Ukraine mediators press on with peace plan

The two-page Swiss plan said "all acts of violence must be promptly investigated and prosecuted accordingly" and that the OSCE would support such measures with a hotline and an expert team

Ukraine mediators press on with peace plan

World Bulletin/News Desk

International mediators took new peace proposals to Kiev on Thursday as tension in eastern Ukraine soared with an announcement by pro-Moscow separatists that they would proceed with a referendum on self-rule on Sunday.

The draft "road map", seen by Reuters, took no direct view on the referendum, which Western leaders say is illegitimate and inflammatory, but said national elections planned by the pro-Western leadership in Kiev for May 25 were key to stabilising the former Soviet republic. It said all sides must refrain from "violence, intimidation or provocative actions".

It was drawn up by the Swiss chair of the Organisation for Security and Cooperation in Europe (OSCE) and is aimed at giving new impetus to a deal signed in Geneva in mid-April by the European Union, Russia, Ukraine and the United States.

That accord said illegal armed groups would withdraw from places they have occupied in eastern Ukraine in a process to be overseen by the OSCE, a Vienna-based body that seeks to prevent conflict and promote democracy across Europe.

But pro-Russian separatists have shown little sign of budging from public buildings in the east and comments from Moscow and Kiev on Thursday cast further doubt over the prospects for the peace process.

The OSCE plan said Ukraine has the right to use its security forces "in a proportionate manner" to prevent violence in its standoff with pro-Moscow rebels and should adopt an amnesty law to cover any who end their occupation of public places in eastern areas and lay down their arms.

It said the OSCE chair "offers ... to coordinate further steps to implement" the Geneva deal and listed various measures the 57-nation body could help with, including mediation, disarmament, and the launch of a broad national dialogue.

The OSCE already has more than 150 civilian monitors in Ukraine. Eight European military observers from a separate OSCE-linked mission were detained by Ukrainian separatists for a week before they were freed last week.

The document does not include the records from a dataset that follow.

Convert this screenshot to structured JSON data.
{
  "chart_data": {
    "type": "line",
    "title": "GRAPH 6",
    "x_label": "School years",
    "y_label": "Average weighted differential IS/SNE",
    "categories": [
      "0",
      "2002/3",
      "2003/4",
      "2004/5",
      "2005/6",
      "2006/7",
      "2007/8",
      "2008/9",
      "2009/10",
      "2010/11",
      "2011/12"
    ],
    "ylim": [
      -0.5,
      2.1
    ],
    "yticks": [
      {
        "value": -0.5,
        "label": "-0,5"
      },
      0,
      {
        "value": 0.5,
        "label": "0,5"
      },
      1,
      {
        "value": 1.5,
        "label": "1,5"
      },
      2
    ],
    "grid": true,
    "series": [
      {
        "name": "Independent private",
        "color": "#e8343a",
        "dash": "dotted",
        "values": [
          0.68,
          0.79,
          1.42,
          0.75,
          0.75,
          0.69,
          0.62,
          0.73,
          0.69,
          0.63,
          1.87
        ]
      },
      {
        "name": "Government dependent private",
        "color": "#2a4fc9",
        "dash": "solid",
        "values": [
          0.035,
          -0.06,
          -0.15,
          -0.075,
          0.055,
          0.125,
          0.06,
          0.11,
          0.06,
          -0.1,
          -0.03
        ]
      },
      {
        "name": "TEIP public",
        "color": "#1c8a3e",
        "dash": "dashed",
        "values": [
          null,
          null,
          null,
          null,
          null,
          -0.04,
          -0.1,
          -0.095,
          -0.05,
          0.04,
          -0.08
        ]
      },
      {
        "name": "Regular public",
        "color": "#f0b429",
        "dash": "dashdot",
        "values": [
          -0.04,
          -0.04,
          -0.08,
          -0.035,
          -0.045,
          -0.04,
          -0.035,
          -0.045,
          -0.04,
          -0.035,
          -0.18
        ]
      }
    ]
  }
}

The two-page Swiss plan said "all acts of violence must be promptly investigated and prosecuted accordingly" and that the OSCE would support such measures with a hotline and an expert team that could be operational by May 15.

However, amnesty would be granted to "protesters and those who have left buildings and other public places and surrendered weapons, with the exception of those found guilty of capital crimes".

Amnesty was also part of last month's Geneva agreement. But the OSCE proposal appeared more concrete in suggesting "the immediate adoption" of such a law by the Ukrainian parliament as a "confidence-building measure".

One OSCE envoy said Swiss Foreign Minister Didier Burkhalter presented the plan to European Council President Herman Van Rompuy in Brussels late on Wednesday, after Burkhalter met earlier with Russian President Vladimir Putin in Moscow.

The OSCE press office said Burkhalter had "proposed a road map with milestones and activities in order to make implementation (of de-escalation steps under the Geneva accord) more concrete, structured and effective", but it gave no detail.

Consultations were now taking place with the sides - senior OSCE officials were in Kiev on Thursday - but it was unclear when, if and in what form the proposal would be made public.

The pro-Western leaders who took over Ukraine in February after its Moscow-backed president fled to Russia amid mass protests said on Thursday they would not talk to "terrorists" - their term for the separatists.

Russia called on the West to press Ukraine's government to talk to its foes, saying the OSCE peace proposals would have a better chance of success if the Kiev authorities hold "a truly respectful, equitable conversation" with their opponents.

In a foreign ministry statement, Russia dangled the prospect of unspecified compromises on its part in exchange for such Western pressure. Moscow says Kiev must halt a security operation in the east and hold nationwide talks on constitutional reform that the Kremlin hopes would grant more power to Ukraine's provinces and keep it out of NATO forever.


In a surprise move, Putin called on the rebels on Wednesday to postpone their planned referendum on self-rule to create conditions for dialogue between Kiev and the east on what has become the worst East-West standoff since the Cold War.

But the pro-Russian separatists voted on Thursday to hold Sunday's vote in spite of Putin's call.

While the Swiss plan underlined the need to refrain from actions contrary to Ukraine's "basic security interests", it did not call for any specific measures by Russia, for example regarding the troops the West says it has amassed near Ukraine.

It said OSCE monitors would help mediate between "illegally armed groups" and Ukrainian authorities on disarmament, release of hostages, return of seized buildings and other issues.

A broad national dialogue would cover "decentralization, local self-governance, language and national minorities" and other topics, the Swiss road map said, adding that a series of "public high-level round tables" would be launched immediately.

Ukraine's parliament "is encouraged to take stock of the outcomes of the national dialogue and submit key elements for further work on the constitutional process to a nationwide plebiscite," it said.